If you live outside major cities, as I have for most of my life, and you have a heating system in your home, it is likely that you have either electric or gas heat. I lived in and around Greensboro from birth to age four, outside of Atlanta, Ga from age four to fifteen, in Gaithersburg, Md for six months, then back in Greensboro until about two years ago, and in none of these different homes did I have to deal with steam heat. All of the buildings were fairly new. They all had modern appliances (Central Air, electric ranges, and the like), and if we wanted heat we turned the dial on the wall up causing warm air to come out the vents in the floors, walls, and ceilings. We had heard of a radiator. We had even seen them on TV. "Mad About You" had a charming episode in which both the radiator and AC were malfunctioning leaving Paul and Jamie to go from one room which was incredibly hot and humid to another which was quite chilly. Layers of clothing were donned when they went into the bedroom and shed in the living room. On and off. On and Off. It was all very slap-stick. And all very funny.
What I don't remember seeing on any television show--but will be looking out for in the future--is an incessant banging of pipes whenever the steam, or hot water, or whatever, is on. We are no longer new to New York. We've witnessed the phenomenon before, and we've come to expect a little clanging during the cooler months. It ads character, even imposes a personality onto the building itself. Maybe not a cheery personality, but at least that of a lovingly crotchety old man living downstairs. One thinks of Mr. Roper or--to a slightly lesser extent--Mr. Furley. And, of course, Oscar the Groutch. Whatever television personality you want to invoke, the point is clear. While the racket might be annoying, you love the building in spite of, or even because of the commotion it causes. Last night I realized how utter bullshit all that nonsense is.

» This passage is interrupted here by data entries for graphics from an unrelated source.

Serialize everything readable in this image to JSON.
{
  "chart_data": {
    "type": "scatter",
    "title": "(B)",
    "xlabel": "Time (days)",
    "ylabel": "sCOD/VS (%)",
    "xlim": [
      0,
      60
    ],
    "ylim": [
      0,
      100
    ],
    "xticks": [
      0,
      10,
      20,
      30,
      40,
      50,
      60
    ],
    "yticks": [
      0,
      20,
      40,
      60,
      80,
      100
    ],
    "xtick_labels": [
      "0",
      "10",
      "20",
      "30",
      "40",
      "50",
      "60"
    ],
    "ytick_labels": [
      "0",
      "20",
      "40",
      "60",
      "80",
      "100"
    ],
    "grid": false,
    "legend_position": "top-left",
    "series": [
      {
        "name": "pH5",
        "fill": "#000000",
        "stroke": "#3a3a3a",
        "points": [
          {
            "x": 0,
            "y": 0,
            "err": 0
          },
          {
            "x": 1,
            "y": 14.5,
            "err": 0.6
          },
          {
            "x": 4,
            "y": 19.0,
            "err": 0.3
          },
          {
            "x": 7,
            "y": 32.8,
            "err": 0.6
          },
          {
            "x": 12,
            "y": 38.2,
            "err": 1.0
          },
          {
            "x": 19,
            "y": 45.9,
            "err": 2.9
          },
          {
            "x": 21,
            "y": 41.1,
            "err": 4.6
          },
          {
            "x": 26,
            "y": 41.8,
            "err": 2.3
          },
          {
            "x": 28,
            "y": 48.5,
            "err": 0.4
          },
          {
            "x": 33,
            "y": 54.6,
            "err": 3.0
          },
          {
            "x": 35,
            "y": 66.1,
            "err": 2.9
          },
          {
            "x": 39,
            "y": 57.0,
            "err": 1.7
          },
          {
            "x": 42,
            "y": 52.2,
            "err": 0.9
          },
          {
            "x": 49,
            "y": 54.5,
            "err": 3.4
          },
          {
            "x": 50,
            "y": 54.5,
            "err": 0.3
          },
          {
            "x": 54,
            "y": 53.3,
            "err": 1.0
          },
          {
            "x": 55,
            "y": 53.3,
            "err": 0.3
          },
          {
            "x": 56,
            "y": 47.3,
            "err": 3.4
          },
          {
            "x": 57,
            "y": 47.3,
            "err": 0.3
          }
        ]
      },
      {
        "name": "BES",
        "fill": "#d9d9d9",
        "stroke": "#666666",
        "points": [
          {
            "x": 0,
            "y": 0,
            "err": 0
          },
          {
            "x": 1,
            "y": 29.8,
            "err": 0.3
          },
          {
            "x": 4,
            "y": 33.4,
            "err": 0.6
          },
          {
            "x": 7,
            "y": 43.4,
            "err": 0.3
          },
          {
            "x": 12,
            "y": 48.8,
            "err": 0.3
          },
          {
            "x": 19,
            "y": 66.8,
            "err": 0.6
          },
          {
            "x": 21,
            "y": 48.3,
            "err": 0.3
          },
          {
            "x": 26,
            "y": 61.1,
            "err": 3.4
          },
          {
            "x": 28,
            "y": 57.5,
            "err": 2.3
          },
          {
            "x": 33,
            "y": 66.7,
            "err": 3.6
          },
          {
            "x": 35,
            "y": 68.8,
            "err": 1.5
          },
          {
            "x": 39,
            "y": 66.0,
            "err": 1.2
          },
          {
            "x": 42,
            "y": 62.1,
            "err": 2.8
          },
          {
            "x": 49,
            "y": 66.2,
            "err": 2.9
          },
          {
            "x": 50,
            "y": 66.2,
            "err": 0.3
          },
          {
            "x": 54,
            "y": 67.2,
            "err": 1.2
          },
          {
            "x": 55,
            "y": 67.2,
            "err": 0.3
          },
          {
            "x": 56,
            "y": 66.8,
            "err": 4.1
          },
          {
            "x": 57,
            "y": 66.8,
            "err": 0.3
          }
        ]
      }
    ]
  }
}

We have two radiators in this apartment. One in the living room. One in the bedroom. There's also a pipe that runs through all of the bathrooms in the building. It gets hot to the touch and is intended to keep the bathroom warm. Because we are on the top floor, the pipe doesn't go from floor to ceiling as it does in the rest of the building. Instead it sprouts up from the floor and rises about eight feet and stops. At the top, there is a valve which vents the steam which heats the pipe and everybody's bathroom.
The venting makes a lot of noise, but it isn't constant and isn't in the bedroom. If worse comes to worse you can always close the door on the noise in the bathroom. The real problem last night was with the clanging I mentioned before. The word relentless comes to mind. Usually the ruckus lasts a few minutes. Nothing more. You might wake-up, but it will be over soon and you'll be back to sleep in no time. Last night it began a little after eleven and continued until about seven in the morning when we finally got out of bed.
It's 9:15p. The Debate is on and I am tired.